One of the first considerations for a new entrepreneur with a good idea is to find the seed capital for the project. Most entrepreneurs would do their due diligence and feasibility study first to get a handle on the potential market and to get a strong indication of whether the idea would deliver the expected financial results. This documentation is then typically used, if the entrepreneur is convinced of its feasibility, to approach relevant parties to secure capital for the project.
There are 3 obvious sources of capital for an entrepreneur with a winning idea. In this instance, an idea itself is worth hundreds of thousands or even millions of dollars, so whoever you approach you must get your hands on a non-disclosure document. Approaching people without the protection of a non disclosure contract can leave you open to theft of your idea and hard work documenting the feasibility.
A non disclosure contract is worded in legal wording but essentially means, anyone who you approach for capital must agree that they may not use or speak about your information with anyone and they agree to pay you damages should your idea suddenly become a success for someone else. This type of contract is a routine thing and you can get them pre written from many good lawyers or even online.
The first party you see to secure capital, if you are 100% certain this idea will make a squillion dollars is yourself. This is the ideal situation because there is no risk of exposing your million dollar idea to anybody it also means you retain full control. Can you sell an asset? Can you devise a way to make the business pay from the start and let it pay for itself as you go?
The next is going to a bank for a business loan. They are generally much cheaper in terms of interest and loan costs than the third party. They are however a lot harder to secure capital from and will typically ask for assets to secure the loan against.

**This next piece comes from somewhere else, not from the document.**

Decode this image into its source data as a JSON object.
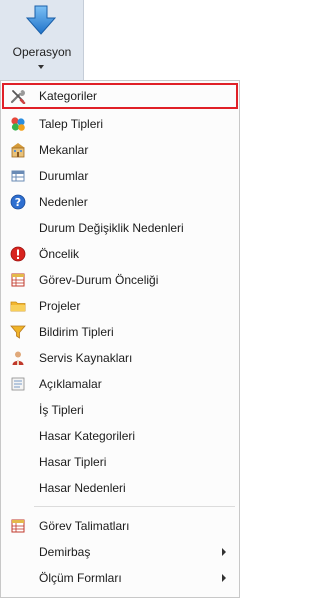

The third party is entrepreneurial investors. This group is usually a bunch of lawyers and high net worth individuals with cash to invest in start ups so they assess opportunities all the time. They are usually creative about hedging their investment risk on you by finding other ways to make things sure they will work. Do not agree to the first offer as your idea is an asset in itself and getting 2 or 3 bidding against each other to fund your idea is the best of all scenarios.